24-Keşke Beni Bekleseydin...

En başından başla
                                    

"Söylesene hangimiz deli gibi, aşık olmayı istemedi ki? Bilmiyorduk, aşkın bizi süründüreceğinden, bizi yakacağından bizi esir alacağından habersizdik. Bunları bize kimse öğretmedi kimse ağzını açmadı, sustu bizde bu yola saptık. Biz istedik be genç, biz aşık olmayı çok istedik." dedi kadın ve önüne döndü gözünden düşen bir damla yaşla beraber.

Rüzgar ise direndi fakat dayanamadı akıttı gözündeki yaşları tamamen. Şu an geri dönmek Eskişehir'e gitmemek onun yanında, her yere onun kokusu sinmiş olan İstanbul'da kalmak istedi fakat yapamadı. Yapabildiği tek şey içindeki zehri az da olsa dışarı atmak oldu.

***

"Bir taşın altını kaldırmakla başladı mesele, güzelliğine aldanıp da içinin karanlığını göremedim."

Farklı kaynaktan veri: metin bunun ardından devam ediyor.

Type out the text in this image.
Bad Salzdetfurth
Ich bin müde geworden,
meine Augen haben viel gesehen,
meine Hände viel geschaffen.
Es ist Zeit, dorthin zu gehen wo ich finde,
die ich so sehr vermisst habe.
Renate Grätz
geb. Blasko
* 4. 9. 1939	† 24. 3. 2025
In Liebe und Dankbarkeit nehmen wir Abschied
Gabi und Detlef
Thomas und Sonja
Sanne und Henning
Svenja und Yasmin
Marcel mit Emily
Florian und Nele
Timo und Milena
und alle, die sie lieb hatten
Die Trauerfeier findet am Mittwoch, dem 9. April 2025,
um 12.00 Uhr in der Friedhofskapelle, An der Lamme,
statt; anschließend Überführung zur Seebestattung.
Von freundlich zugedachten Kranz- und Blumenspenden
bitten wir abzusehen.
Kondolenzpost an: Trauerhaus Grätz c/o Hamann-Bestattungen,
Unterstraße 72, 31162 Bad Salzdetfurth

Bora büyük bir yıkılmışlıkla hastaneden çıktı. Dokunsan ağlayacaktı o derece dolmuştu yemyeşil gözleri. Yürürken bile sokak da soğuğa aldanmadan, aklında sadece Rüzgar vardı ve onun yattığı adam. Çok yorulmuştu artık, çok yıpranmıştı tam düzelecek derken kalp yaraları bir yeni yara daha açılıyordu kabuk bağlayan yerlerinin üzerine. Bir yama ne kadar dayanabilirdi ki kumaşta? Yanıyordu hava belki de eksi sekizdi fakat içinde büyüyen alev onu ateşe çeviriyordu, dokunduğunu yakacakmışçasına...

Hızlanarak hastanenin diğer sokağına park etmiş olduğu arabasına doğru yürüdü. Onun için hızlanmıştı, binip gitmek istedi buradan, ağır gelmişti çünkü ona burası; sevdiği adam artık kalbine büyük gelmeye başlamıştı. Nihayet bir iki dakikanın sonunda nefes nefese kaldığının bile farkında değilken varmıştı arabasının yanına. Kilidini ta sokağın başındayken açmıştı anahtarı kırabilecek kadar orantısız bir güçle keza arabanın kapısını da kırmaya yemin edercesine açtı, hıncını alabileceği tek şeylerdi belki de, öfkesini dağıtacak onu yatıştırabilecek tek yöntem onunda birisinin, bir eşyanın canını yakmaktı belki de.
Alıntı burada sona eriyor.